Ringing endorsement for disarmament
In a week when the supposedly Christian West is debating whether to biff yet more missiles into the Middle East, and thereby pave a few more kilometres of Bonfire Rd, I choose to address the fresh and significant subject of a door bell, writes Joe Bennett.
My door bell.
It came with my house and it saw little service. I live at the top of a serious hill so very few people visit unexpectedly to ring my bell. Those who do are generally evangelists. The Lord impels them up the hill in their Sunday best and rewards them on arrival with love.
For on the day I moved in I sawed a hole in the front door, and installed a dog flap. So when Mr Seventh Day Mormonist Witness finally summits with his sad bag of pamphlets, and leans on the bell in the hope that his ascent of the Mountain of Difficulty will deliver him a convert for the Lord and thereby increase his stock of virtue in the eternal ledger (item: one bald heathen gathered in) the ding-dong rouses the dog from his torpor.
He hurtles through the dog flap like one of those Tomahawk missiles that the lucky Syrians may soon have a chance to enjoy, only hairier. His arrival never fails to engender a shriek.
I think my dog may be Jesus. He owns nothing, covets nothing (though if the neighbour had an ox, he might prove fallible) and he loves people indiscriminately. Whether it's saint or sinner that calls, the dog judges not. Black, white, gay, straight, evangelist, sane person, bomber, bombee, he loves them all with equal zest. The same cannot be said of most of the organisations that have purported over the centuries to follow Christ.
Moreover, my dog never loses hope.
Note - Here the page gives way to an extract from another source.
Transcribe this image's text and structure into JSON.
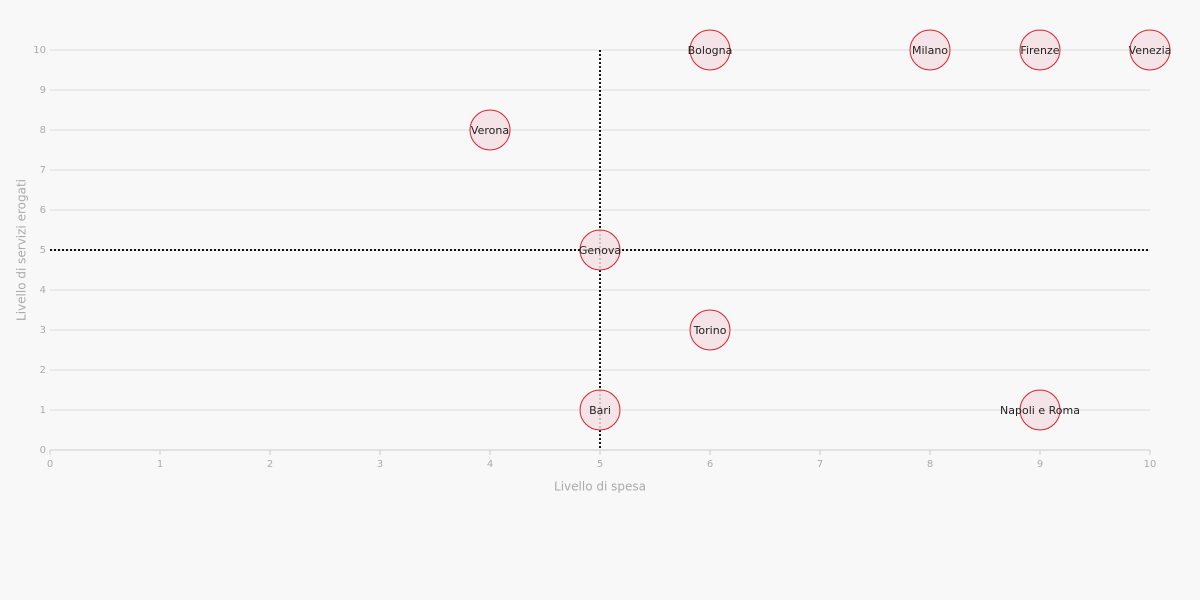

Though he has yet to succeed in getting his tongue down the throat of a visitor he continues to believe it can be done. So he greets the godly arrivals with the sort of leaping infectious joy that I imagine they rarely encounter and that they even more rarely exhibit.
Remarkably, they don't like it. I lumber up from my basement study to find scattered pamphlets, a disgruntled visitor and a disconsolate dog, who is now moodily chewing an old bone having discovered that here's yet another dour botherer of the Lord without an ounce of revelry in him. Ah well.
But the bell. Bored perhaps with the lack of weekday action atop the Hill of Happiness, it started to ring itself. I am not making this up. The bell would ring, the dog would barrel through the dog flap and then stand looking about him with a wild surmise. Up the stairs I'd come and together we'd stand surveying airy nothing.
By the time we were doing this several times a day, action was called for. So I slit the little wires. No bell, no problem, and if the lunatics still visited I never heard them. Nor did I ever find unexplained bones.
Peace was restored to the mountain by dint of everyone leaving everyone else alone. (Which recipe, had it ever been followed, would have cured the whole of human history.)
But then last week I found myself in one of those colossal homeware stores. En route to light bulbs via rat poison I found door bells - cheap, Chinese and wireless. Reader, I bought one.
Installing it was a simple matter of throwing the instruction sheet away and resorting to native wit. That wit had the bell up and ringing after only six hours, two sticking plasters and one mild electric shock. There was a choice of chimes. I went for the Westminster: ding dong ding DONG, ding dong ding dong. You know the one? Cheerful, don't you think? Well, a couple of nights ago I was in bed with Hermann Hesse when the bell rang for the first time. The dog erupted from the sofa and I from the snowy bed linen. I opened the door. Guess who was there. Nobody. Woo hoo, spooky.
"Hello?" I said to the darkness.
"Ask not for whom the bell tolls," wrote old John Donne. I didn't. What I asked was who was tolling it. Since then the phantom has rung twice more.
I don't know if you know The Listeners by Walter de la Mare.
It begins, " 'Is there anybody there?' said the traveller,
Knocking on the moonlit door."
The answer to his question was that there both was and wasn't. When I was little and credulous, that poem scared me silly. But now I'm big and rational. I'm simply going to disconnect my second door bell.